A book with magic and wicked stepmothers set in medieval Russia with a main character named Vasilisa? Yes, yes please. The fact that sole blurb on the back of the ARC was from Naomi Novik, author of Uprooted, was just icing on the cake. The story revolves around young Vasya, though it begins somewhat before her birth, and the major characters are her immediate family members and the other residents of the house: her father, a high ranking lord, the beloved family nurse, her elder sister and three elder brothers, her nervous and unhappy stepmother, and the equally unhappy priest who comes to minister to the village. Vasilisa possesses a magical gift, the ability to see spirits like the domovoi and vazila, and as the village priest turns the villagers away from their long traditional offerings to a fearful observance of Christianity focused on the terror of damnation, the village quickly suffers- and Morozko, the winter king, has trouble keeping his wicked brother Medved the Bear asleep and subdued.
I am not intimately familiar with Russian folklore nor history, so it’s impossible for me to speak on the novel’s accuracy on those points. (Aside from a discrepancy acknowledged by the author in a note at the back of the book, which was intentional for storytelling purposes.) The use of diminutives tripped me up on more than one occasion- I kept confusing her brothers Kolya and Alyosha, and it took me a bit to remember that Sasha is a nickname for Aleksandr. But these were minor speedbumps; I devoured this book in a single sitting, and a few lines throughout the book make me intensely hopeful for a sequel. The world building was rich and real; the characters were whole and human (except when they weren’t). I whole-heartedly recommend this to anyone who enjoys historical fantasy, Russian folklore, or anyone just looking for a good read.
Hag-Seed by Margaret Atwood
I received this hardcover through my Muse Monthly subscription, along with a signed bookplate and tea hand selected by the author, which was pretty cool! It’s a retelling of Shakespeare’s play The Tempest. It was published in 2016 by Hogarth and is the fourth in the Hogarth Shakespeare series; it follows The Gap of Time by Jeanette Winterson (The Winter’s Tale), Shylock Is My Name by Howard Jacobson (The Merchant of Venice), and Vinegar Girl by Anne Tyler (The Taming of the Shrew) and will also include Macbeth, Othello, King Lear, and Hamlet.

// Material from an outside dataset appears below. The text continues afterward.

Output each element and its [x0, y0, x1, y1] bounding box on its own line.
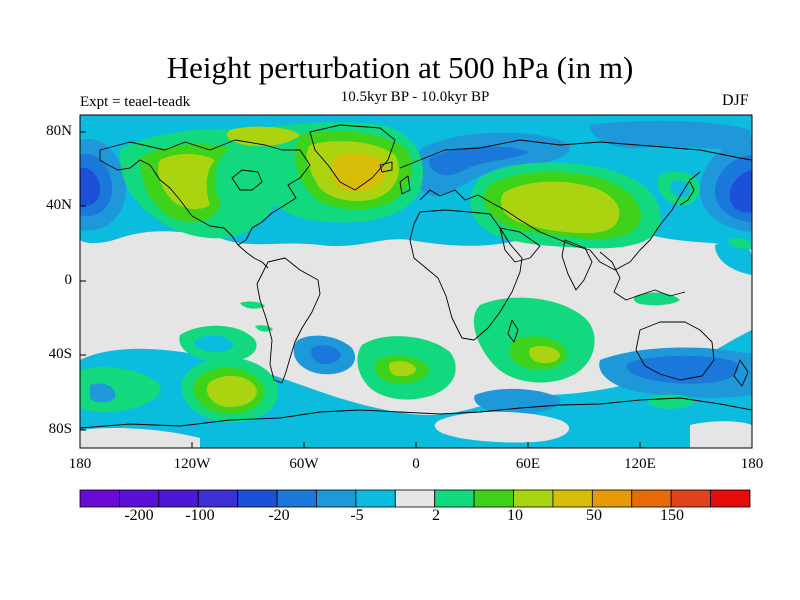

I confess: I’ve never read anything by Atwood before Hag-Seed. I’d always meant to- I’ve had The Handmaid’s Tale and The Penelopiad on my TBR for ages. But I just never got around to it. And then my Muse Monthly box came, and I love Shakespeare, so I dove in. It follows the exiled stage director Felix, as he begins teaching Shakespeare to a group of inmates and putting on adapted productions with his students. He is haunted by memories- or hallucinations- of his dead daughter Miranda, and by the desire for revenge.
I really wanted to love this book. Unfortunately, it just never grabbed me. Felix was not a compelling main character for me, and I was never able to sympathize with him. The Tempest has always had a certain amount of metatextuality, a dual layer of representation and theatrics, but reading an adaptation of The Tempest while the students analyzed and performed The Tempest was just… a touch too self-aware and referential for my liking, I suppose. The inmates are an indistinguishable blur, and the climax, the final performance, was just too unrealistic for me to enjoy. I think it could be a great companion to a high-school reading of The Tempest, but as an adult reading entirely for my own enjoyment, it just didn’t do it for me.